Elizabeth Ann (born December 10, 2020) is a black-footed ferret, the first U.S. endangered species to be cloned.

The animal was cloned using the frozen cells from Willa, a black-footed female ferret who died in the 1980s and had no living descendants.

Black-footed ferrets are the only ferret species native to the United States. The black-footed ferret is one of the most endangered and rarest land mammals in North America; a small pack of them was found in Wyoming in 1981. The limited genetic diversity found among the pack put the species at risk. Scientists sent genetic material from Willa to San Diego Zoo’s Frozen Zoo in 1988. Willa's egg was implanted in a surrogate domestic ferret in November 2020, to avoid putting an endangered ferret at risk. Elizabeth Ann was delivered via c-section on December 10.
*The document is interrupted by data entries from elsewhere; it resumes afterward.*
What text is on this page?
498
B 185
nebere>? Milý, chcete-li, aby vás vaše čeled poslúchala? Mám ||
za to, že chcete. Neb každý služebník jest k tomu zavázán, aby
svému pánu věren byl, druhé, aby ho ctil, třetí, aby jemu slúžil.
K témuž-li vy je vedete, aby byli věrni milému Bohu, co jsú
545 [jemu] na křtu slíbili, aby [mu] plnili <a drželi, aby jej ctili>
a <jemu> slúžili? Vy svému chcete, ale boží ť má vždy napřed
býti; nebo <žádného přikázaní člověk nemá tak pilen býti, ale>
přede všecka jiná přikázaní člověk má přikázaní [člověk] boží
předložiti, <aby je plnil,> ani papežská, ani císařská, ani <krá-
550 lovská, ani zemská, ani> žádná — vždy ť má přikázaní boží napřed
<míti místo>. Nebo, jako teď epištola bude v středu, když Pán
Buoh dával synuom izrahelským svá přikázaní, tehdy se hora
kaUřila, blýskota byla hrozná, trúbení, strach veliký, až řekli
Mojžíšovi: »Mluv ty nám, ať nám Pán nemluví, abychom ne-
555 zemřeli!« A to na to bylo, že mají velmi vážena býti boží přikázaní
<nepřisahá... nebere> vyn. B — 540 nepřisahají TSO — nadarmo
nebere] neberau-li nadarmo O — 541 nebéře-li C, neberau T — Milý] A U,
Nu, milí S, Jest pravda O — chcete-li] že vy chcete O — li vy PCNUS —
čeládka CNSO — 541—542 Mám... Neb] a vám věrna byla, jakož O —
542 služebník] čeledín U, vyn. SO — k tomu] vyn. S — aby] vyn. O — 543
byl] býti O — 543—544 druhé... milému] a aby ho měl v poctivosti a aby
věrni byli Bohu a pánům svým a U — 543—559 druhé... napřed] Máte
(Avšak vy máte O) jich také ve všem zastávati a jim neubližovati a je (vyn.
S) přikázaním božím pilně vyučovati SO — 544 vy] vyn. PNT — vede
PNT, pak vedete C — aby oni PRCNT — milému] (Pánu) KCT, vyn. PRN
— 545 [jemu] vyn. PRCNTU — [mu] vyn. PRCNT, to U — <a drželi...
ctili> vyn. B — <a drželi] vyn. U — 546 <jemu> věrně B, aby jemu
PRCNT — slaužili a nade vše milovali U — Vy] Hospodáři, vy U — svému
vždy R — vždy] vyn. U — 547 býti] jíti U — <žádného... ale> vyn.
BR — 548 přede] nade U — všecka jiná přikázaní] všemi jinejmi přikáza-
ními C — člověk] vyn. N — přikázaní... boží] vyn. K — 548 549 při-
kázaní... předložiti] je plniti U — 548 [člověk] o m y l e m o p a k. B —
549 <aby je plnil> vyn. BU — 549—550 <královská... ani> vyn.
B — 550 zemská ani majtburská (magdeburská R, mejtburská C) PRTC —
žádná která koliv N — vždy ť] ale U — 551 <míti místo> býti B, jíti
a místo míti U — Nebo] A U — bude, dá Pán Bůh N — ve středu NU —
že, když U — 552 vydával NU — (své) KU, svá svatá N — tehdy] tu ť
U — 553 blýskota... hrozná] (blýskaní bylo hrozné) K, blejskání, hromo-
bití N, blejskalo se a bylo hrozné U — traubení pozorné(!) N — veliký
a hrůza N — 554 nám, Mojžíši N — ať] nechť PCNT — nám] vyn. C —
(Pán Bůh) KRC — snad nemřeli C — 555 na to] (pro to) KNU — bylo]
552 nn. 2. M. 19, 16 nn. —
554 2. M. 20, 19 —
The efforts were led by Revive & Restore, a biodiversity non-profit.

Elizabeth Ann will live in Colorado and be studied for scientific purposes; she will not be released into the wild. As of February 2022, Elizabeth Ann has reached puberty and scientists were looking for a viable mate.

Panel discussion, organized by the Draper Natural History Museum in October 2022, informed that Elizabeth Ann had a hysterectomy for unspecified reasons, but also that other clones were on their way.